Friday, June 1, 2018

Does Every Law Student Need to Learn Transactional Lawyering Skills?

Greetings from Atlanta, Georgia, site of the Emory Transactional Law & Skills Conference. After only a few hours of presentations, I'm already inspired to make some changes in my new transactional lawyering class. I will write about some of the lessons learned next week. Today, I want to share some of Tina Stark's remarks from the conference dinner that ended moments ago. Although she initially teased the audience by stating that she would make "subversive" statements, nothing that she said would scandalize most law students or surprise practicing lawyers.

Her "radical" proposal entailed having transactional skills education be a part of every law student's curriculum. In support, she cited ABA Standard 301(a), which states:

OBJECTIVES OF PROGRAM OF LEGAL EDUCATION (a) A law school shall maintain a rigorous program of legal education that prepares its students, upon graduation, for admission to the bar and for effective, ethical, and responsible participation as members of the legal profession.

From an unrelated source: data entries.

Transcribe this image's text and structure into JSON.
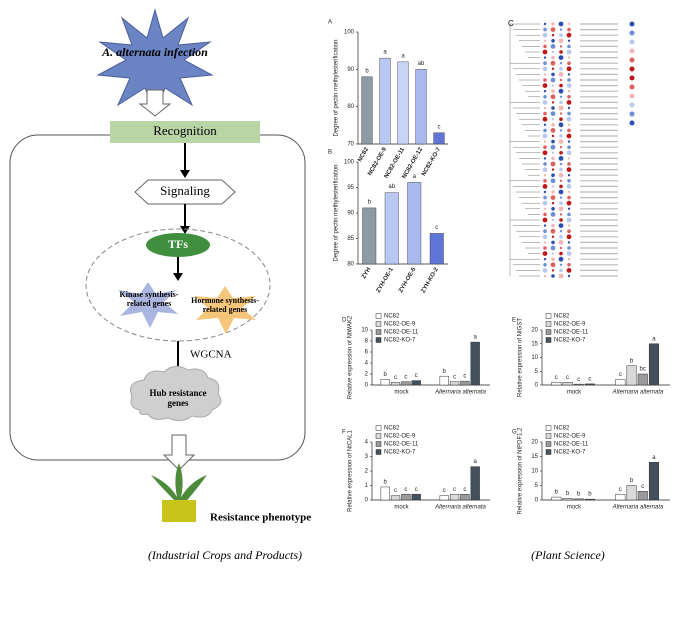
{
  "diagram": {
    "nodes": [
      {
        "label": "A. alternata infection"
      },
      {
        "label": "Recognition"
      },
      {
        "label": "Signaling"
      },
      {
        "label": "TFs"
      },
      {
        "label": "Kinase synthesis-related genes"
      },
      {
        "label": "Hormone synthesis-related genes"
      },
      {
        "label": "Hub resistance genes"
      },
      {
        "label": "Resistance phenotype"
      }
    ],
    "edge_label": "WGCNA"
  },
  "chart_data": [
    {
      "type": "bar",
      "panel": "A",
      "y_label": "Degree of pectin methylesterification",
      "categories": [
        "NC82",
        "NC82-OE-9",
        "NC82-OE-11",
        "NC82-OE-12",
        "NC82-KO-7"
      ],
      "values": [
        88,
        93,
        92,
        90,
        73
      ],
      "letters": [
        "b",
        "a",
        "a",
        "ab",
        "c"
      ],
      "colors": [
        "#8e9aa6",
        "#b9c8f2",
        "#c9d4f5",
        "#a9b9ee",
        "#5f76d8"
      ],
      "ylim": [
        70,
        100
      ],
      "yticks": [
        70,
        80,
        90,
        100
      ]
    },
    {
      "type": "bar",
      "panel": "B",
      "y_label": "Degree of pectin methylesterification",
      "categories": [
        "ZYH",
        "ZYH-OE-1",
        "ZYH-OE-5",
        "ZYH-KO-2"
      ],
      "values": [
        91,
        94,
        96,
        86
      ],
      "letters": [
        "b",
        "ab",
        "a",
        "c"
      ],
      "colors": [
        "#8e9aa6",
        "#b9c8f2",
        "#a9b9ee",
        "#5f76d8"
      ],
      "ylim": [
        80,
        100
      ],
      "yticks": [
        80,
        85,
        90,
        95,
        100
      ]
    },
    {
      "type": "grouped-bar",
      "panel": "D",
      "y_label": "Relative expression of NtWAK2",
      "categories": [
        "mock",
        "Alternaria alternata"
      ],
      "series": [
        {
          "name": "NC82",
          "color": "#ffffff",
          "values": [
            1.0,
            1.6
          ],
          "letters": [
            "b",
            "b"
          ]
        },
        {
          "name": "NC82-OE-9",
          "color": "#d9d9d9",
          "values": [
            0.5,
            0.6
          ],
          "letters": [
            "c",
            "c"
          ]
        },
        {
          "name": "NC82-OE-11",
          "color": "#9a9a9a",
          "values": [
            0.6,
            0.7
          ],
          "letters": [
            "c",
            "c"
          ]
        },
        {
          "name": "NC82-KO-7",
          "color": "#44505c",
          "values": [
            0.8,
            7.8
          ],
          "letters": [
            "c",
            "a"
          ]
        }
      ],
      "ylim": [
        0,
        10
      ],
      "yticks": [
        0,
        2,
        4,
        6,
        8,
        10
      ]
    },
    {
      "type": "grouped-bar",
      "panel": "E",
      "y_label": "Relative expression of NtGST",
      "categories": [
        "mock",
        "Alternaria alternata"
      ],
      "series": [
        {
          "name": "NC82",
          "color": "#ffffff",
          "values": [
            1.0,
            2.0
          ],
          "letters": [
            "c",
            "c"
          ]
        },
        {
          "name": "NC82-OE-9",
          "color": "#d9d9d9",
          "values": [
            1.0,
            7.0
          ],
          "letters": [
            "c",
            "b"
          ]
        },
        {
          "name": "NC82-OE-11",
          "color": "#9a9a9a",
          "values": [
            0.3,
            4.0
          ],
          "letters": [
            "c",
            "bc"
          ]
        },
        {
          "name": "NC82-KO-7",
          "color": "#44505c",
          "values": [
            0.4,
            15
          ],
          "letters": [
            "c",
            "a"
          ]
        }
      ],
      "ylim": [
        0,
        20
      ],
      "yticks": [
        0,
        5,
        10,
        15,
        20
      ]
    },
    {
      "type": "grouped-bar",
      "panel": "F",
      "y_label": "Relative expression of NtCAL1",
      "categories": [
        "mock",
        "Alternaria alternata"
      ],
      "series": [
        {
          "name": "NC82",
          "color": "#ffffff",
          "values": [
            0.9,
            0.3
          ],
          "letters": [
            "b",
            "c"
          ]
        },
        {
          "name": "NC82-OE-9",
          "color": "#d9d9d9",
          "values": [
            0.3,
            0.4
          ],
          "letters": [
            "c",
            "c"
          ]
        },
        {
          "name": "NC82-OE-11",
          "color": "#9a9a9a",
          "values": [
            0.4,
            0.4
          ],
          "letters": [
            "c",
            "c"
          ]
        },
        {
          "name": "NC82-KO-7",
          "color": "#44505c",
          "values": [
            0.4,
            2.3
          ],
          "letters": [
            "c",
            "a"
          ]
        }
      ],
      "ylim": [
        0,
        4
      ],
      "yticks": [
        0,
        1,
        2,
        3,
        4
      ]
    },
    {
      "type": "grouped-bar",
      "panel": "G",
      "y_label": "Relative expression of NtPDF1.2",
      "categories": [
        "mock",
        "Alternaria alternata"
      ],
      "series": [
        {
          "name": "NC82",
          "color": "#ffffff",
          "values": [
            1.0,
            2.0
          ],
          "letters": [
            "b",
            "c"
          ]
        },
        {
          "name": "NC82-OE-9",
          "color": "#d9d9d9",
          "values": [
            0.6,
            5.0
          ],
          "letters": [
            "b",
            "b"
          ]
        },
        {
          "name": "NC82-OE-11",
          "color": "#9a9a9a",
          "values": [
            0.4,
            3.0
          ],
          "letters": [
            "b",
            "c"
          ]
        },
        {
          "name": "NC82-KO-7",
          "color": "#44505c",
          "values": [
            0.3,
            13
          ],
          "letters": [
            "b",
            "a"
          ]
        }
      ],
      "ylim": [
        0,
        20
      ],
      "yticks": [
        0,
        5,
        10,
        15,
        20
      ]
    }
  ],
  "heatmap_panel": "C",
  "captions": [
    "(Industrial Crops and Products)",
    "(Plant Science)"
  ]
}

She argued that for the academy to meet this standard, schools must go beyond a narrow reading of ABA rules and provide every student with the foundation to practice transactional law, particularly because half of graduates will practice in that area even if they don't know it while they are in law school. She also referenced ABA Standard 302, which states in part:

LEARNING OUTCOMES A law school shall establish learning outcomes that shall, at a minimum, include competency in the following: (a) Knowledge and understanding of substantive and procedural law; (b) Legal analysis and reasoning, legal research, problem-solving, and written and oral communication in the legal context.

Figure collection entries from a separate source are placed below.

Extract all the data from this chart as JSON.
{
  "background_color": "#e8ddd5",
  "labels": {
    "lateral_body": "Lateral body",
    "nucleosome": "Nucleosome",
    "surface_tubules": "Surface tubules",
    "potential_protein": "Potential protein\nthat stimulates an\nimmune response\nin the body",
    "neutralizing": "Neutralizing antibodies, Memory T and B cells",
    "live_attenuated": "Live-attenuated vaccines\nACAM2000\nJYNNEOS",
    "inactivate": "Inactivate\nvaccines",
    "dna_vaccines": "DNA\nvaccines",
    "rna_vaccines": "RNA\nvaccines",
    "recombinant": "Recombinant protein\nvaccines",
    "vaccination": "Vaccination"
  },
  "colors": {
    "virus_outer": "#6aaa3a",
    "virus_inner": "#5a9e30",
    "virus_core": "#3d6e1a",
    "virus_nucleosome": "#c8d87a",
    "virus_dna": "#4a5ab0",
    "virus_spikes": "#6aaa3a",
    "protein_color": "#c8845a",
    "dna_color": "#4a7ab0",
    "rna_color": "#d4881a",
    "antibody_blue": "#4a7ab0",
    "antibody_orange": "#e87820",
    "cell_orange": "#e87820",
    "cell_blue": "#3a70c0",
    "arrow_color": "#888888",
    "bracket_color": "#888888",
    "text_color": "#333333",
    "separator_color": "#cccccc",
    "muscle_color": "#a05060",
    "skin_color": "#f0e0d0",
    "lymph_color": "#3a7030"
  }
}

Stark correctly observed that notwithstanding the litigation focus in law school, lawyers write more than predictive memos and briefs. She emphasized that competency in oral and communication skills is particularly important for deal lawyers.

If she came even close to being "radical," (and I don't think she did), it's because she went beyond calling on more schools to offer, much less require drafting courses. Instead, she recommended that schools add at least one credit to the first year contracts course so that students can learn the structure of contracts and build a foundation for more advanced work. She likened law students failing to learn the parts of a contract to medical students studying anatomy without doing dissections. 

She anticipated the argument that schools do not have enough time to add an extra credit to the basic contracts course by countering that another first year course could be moved to the second year. This would allow professors to spend the first part of the semester teaching 1Ls to read and analyze a contract so that they can understand business drivers when reading cases in contracts and property class. 

Although some in the academy might resist the proposal, I believe that members of the bar and business community would applaud this move. If the long waiting list for my transactional lawyering course and similar ones around the country are any indication, law students would appreciate more balance in the curriculum as well. 

 

 

https://lawprofessors.typepad.com/business_law/2018/06/why-its-time-for-parity-for-transactional-education.html

Conferences, Contracts, Corporations, Law School, Lawyering, Marcia Narine Weldon, Teaching, Writing | Permalink

Comments

I cannot laud enough the inclusion of transaction law skills in curriculum. Even Earl Stanley Gardner’s Perry Mason evidenced transactional law skills (although his legal secretary seemed to always be delegated the drudgery).

A late life lawyer (with a career already) with the resources to shape my practice (rather than watch my practice shape me), I chose to emphasize the transaction side. I was able to take my daughter to school, pick her up, attend school activities and involve myself in her extracurricular activities. I watched classmates with highly successful, primarily litigation, practices search out the regularity of in-house counsel in order to better maximize their marriages and enjoy their children. It was bittersweet to watch the transition because for the first decade of my practice, I got associated by these classmates to perform the transactional work.

On the other hand, it is also a travesty to allow the graduation of a young lawyer that has no trial and appellate exposure. Many the “baby lawyer” I have watched roasted for lack of a mentor’s guidance or exposure to the most basic of knowledge or skill in a courtroom.